Die Göltzschtalbrücke erhielt 1930 eine neue Fahrbahnwanne aus Stahlbeton, dadurch konnte die Fahrbahn verbreitert werden. Zusätzlich spendierte man eine neue Brüstung. Den Zweiten Weltkrieg überstand die Brücke ohne nennenswerte Schäden. Dabei sollte diese eigentlich von der Wehrmacht gesprengt werden - Planungen dazu wurden jedoch nicht mehr realisiert. 25 Jahre später (1955), bis einschließlich 1958, sanierte man die Substanz der Brücke, 1977 führte man dringende Arbeiten durch - wie das Anbringen von Stahlblechabdeckungen.

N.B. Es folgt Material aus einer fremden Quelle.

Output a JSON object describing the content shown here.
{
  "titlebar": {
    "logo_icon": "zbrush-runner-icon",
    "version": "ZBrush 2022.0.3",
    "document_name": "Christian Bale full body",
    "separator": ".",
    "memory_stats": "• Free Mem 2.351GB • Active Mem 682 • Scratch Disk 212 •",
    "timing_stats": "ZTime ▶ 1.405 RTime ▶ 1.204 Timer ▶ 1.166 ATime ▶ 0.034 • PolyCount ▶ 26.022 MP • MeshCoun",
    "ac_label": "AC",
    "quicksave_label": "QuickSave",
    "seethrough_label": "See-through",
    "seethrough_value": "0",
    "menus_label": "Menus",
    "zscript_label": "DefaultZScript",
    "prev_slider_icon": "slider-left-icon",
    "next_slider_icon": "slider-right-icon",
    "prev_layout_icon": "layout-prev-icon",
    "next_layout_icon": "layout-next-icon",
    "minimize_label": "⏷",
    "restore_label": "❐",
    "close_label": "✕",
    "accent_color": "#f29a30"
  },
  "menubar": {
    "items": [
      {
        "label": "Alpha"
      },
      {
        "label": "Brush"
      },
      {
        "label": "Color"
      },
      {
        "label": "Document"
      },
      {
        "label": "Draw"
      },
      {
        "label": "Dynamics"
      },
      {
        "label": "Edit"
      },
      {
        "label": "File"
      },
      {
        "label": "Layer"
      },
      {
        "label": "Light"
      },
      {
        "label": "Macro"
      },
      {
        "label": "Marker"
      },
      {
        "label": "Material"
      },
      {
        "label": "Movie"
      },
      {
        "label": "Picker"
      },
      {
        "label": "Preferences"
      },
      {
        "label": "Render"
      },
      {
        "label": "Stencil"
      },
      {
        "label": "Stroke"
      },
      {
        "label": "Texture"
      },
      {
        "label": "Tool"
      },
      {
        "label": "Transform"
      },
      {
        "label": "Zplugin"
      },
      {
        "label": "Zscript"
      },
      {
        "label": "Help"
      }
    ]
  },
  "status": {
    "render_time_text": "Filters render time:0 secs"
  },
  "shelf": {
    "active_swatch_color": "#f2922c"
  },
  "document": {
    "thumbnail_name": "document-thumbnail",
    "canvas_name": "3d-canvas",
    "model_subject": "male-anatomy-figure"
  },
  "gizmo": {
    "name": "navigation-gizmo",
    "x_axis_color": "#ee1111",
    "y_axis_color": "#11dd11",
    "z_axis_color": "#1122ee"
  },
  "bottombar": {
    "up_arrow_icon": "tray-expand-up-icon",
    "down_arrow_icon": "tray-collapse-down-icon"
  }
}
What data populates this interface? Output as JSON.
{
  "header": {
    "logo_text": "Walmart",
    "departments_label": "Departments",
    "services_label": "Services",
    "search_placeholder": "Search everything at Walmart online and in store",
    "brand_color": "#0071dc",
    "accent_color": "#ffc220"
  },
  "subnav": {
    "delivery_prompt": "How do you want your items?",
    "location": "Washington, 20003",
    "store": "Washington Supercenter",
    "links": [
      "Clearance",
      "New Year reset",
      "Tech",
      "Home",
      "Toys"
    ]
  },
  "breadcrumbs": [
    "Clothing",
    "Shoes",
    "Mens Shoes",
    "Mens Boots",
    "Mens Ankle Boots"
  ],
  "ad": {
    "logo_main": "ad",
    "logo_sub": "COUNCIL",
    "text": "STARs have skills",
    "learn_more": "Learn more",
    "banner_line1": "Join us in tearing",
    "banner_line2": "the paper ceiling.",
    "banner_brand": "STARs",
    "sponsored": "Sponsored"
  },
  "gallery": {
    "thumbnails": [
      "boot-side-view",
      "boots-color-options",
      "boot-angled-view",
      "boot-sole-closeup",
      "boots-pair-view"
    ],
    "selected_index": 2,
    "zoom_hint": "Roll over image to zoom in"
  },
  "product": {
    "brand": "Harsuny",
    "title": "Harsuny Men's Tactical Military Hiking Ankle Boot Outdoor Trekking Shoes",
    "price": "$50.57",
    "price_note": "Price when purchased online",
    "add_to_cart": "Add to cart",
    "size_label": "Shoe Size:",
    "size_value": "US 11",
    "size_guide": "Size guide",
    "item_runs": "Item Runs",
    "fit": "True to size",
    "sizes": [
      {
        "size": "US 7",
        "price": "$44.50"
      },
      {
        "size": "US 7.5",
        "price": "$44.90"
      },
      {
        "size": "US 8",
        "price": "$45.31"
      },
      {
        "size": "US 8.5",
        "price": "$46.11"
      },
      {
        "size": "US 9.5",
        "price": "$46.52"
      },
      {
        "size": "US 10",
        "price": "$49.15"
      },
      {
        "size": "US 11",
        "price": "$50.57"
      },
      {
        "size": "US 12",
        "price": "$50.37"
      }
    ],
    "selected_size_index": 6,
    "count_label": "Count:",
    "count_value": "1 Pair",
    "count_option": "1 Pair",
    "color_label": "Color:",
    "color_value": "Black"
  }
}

Was im 19. Jahrhundert aus Ziegeln erbaut wurde, ist noch heute ein wichtiger und vor allem belebter Streckenpunkt der Bahn. Über die Brücke rauschen täglich Neigetechnikzüge (die Wagenkästen eines Eisenbahnzuges werden zur Kurveninnenseite geneigt reduzieren damit die empfundene Seitenbeschleunigung). Wer die Brücke in seiner ganzen Pracht erleben möchte, kann mittels beschilderten Wegen entlang des Konstrukts wandeln. Zu Kräften kommt man nach einer ausgedehnten Wanderung in den Biergärten am Fuße der Brücke. Hier finden auf der Freifläche davor über das Jahr diverse Open-Air-Veranstaltungen statt.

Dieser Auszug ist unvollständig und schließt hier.